Limitations & Future Work

  • While mAP@50 increased significantly (up to +7.1 over previous best), the overall mAP is relatively weaker, suggesting the model "detects most objects but with imprecise localization." Bounding box regression accuracy has room for improvement.
  • The method assumes the backbone is already a strong, multi-task capable model; performance drops significantly with weaker backbones (e.g., ImageNet supervised), showing a heavy dependence on the quality of the base model.
  • Validation was primarily focused on small-data scenarios; whether a lightweight readout can outperform fully fine-tuned PEFT or task-specific heads on large-scale datasets remains under-explored.
  • Certain tasks (pose/detection) still require task-related initialization of the CNN upsampler and specific augmentation tuning, meaning it is not yet fully "plug-and-play."
  • vs LoRA / Conv-LoRA: These require backpropagation through the backbone, have higher training overhead, and are often tied to specific backbones (SAM) or heavy task heads. LiDeRe freezes the backbone, avoids backpropagation, and achieves superior results with <10% of the trainable parameters.
  • vs Linear Readout: Linear readouts are fast but resolution-limited. LiDeRe fills the gap in fine-structure capability using learnable interpolation, content-guided attention, and CNN upsamplers, as evidenced by significantly sharper boundaries in qualitative comparisons.
  • vs SAM-based PEFT: While SAM has dense outputs, its semantic predictive power is limited.
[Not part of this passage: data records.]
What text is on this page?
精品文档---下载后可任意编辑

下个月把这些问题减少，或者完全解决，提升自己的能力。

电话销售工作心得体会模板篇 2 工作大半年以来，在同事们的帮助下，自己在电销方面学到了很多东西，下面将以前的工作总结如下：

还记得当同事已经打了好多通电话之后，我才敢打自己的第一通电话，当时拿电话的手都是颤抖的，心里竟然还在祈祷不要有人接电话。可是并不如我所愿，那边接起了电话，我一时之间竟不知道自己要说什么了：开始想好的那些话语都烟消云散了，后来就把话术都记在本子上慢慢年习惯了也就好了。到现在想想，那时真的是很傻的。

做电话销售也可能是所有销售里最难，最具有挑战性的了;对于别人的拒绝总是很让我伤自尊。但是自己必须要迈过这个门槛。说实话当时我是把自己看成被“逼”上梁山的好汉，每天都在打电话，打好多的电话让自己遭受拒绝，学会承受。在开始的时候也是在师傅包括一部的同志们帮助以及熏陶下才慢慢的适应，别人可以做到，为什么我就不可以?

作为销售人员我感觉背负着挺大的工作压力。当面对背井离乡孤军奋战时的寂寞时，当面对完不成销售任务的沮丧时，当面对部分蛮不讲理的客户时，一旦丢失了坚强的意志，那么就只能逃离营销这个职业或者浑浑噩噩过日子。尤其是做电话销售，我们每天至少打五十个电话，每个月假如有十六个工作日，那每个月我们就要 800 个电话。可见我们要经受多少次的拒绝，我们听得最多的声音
LiDeRe demonstrates that DINOv2/DINOv3 self-supervised features are superior for most dense tasks.
  • vs Task-specific Models (EDTER, UAED, Cascade-DN-Def-DETR, etc.): These models often have 10-100× more parameters and rely on task-specific pre-training. LiDeRe matches or beats them with fewer parameters and samples, highlighting the value of the "strong self-supervised feature + light readout" paradigm.

Rating

  • Novelty: ⭐⭐⭐⭐ The combination of "learnable interpolation prior + content attention" and the perspective of replacing PEFT with a frozen backbone readout are quite novel.
  • Experimental Thoroughness: ⭐⭐⭐⭐⭐ Comprehensive coverage across four task types, multiple datasets, backbone comparisons, efficiency benchmarks, and ablation studies.
  • Writing Quality: ⭐⭐⭐⭐ Clear motivation and illustrations; mathematical expressions for attention and interpolation are concise.
  • Value: ⭐⭐⭐⭐ A practical, low-cost solution for small-data dense prediction, highly attractive for resource-limited scenarios.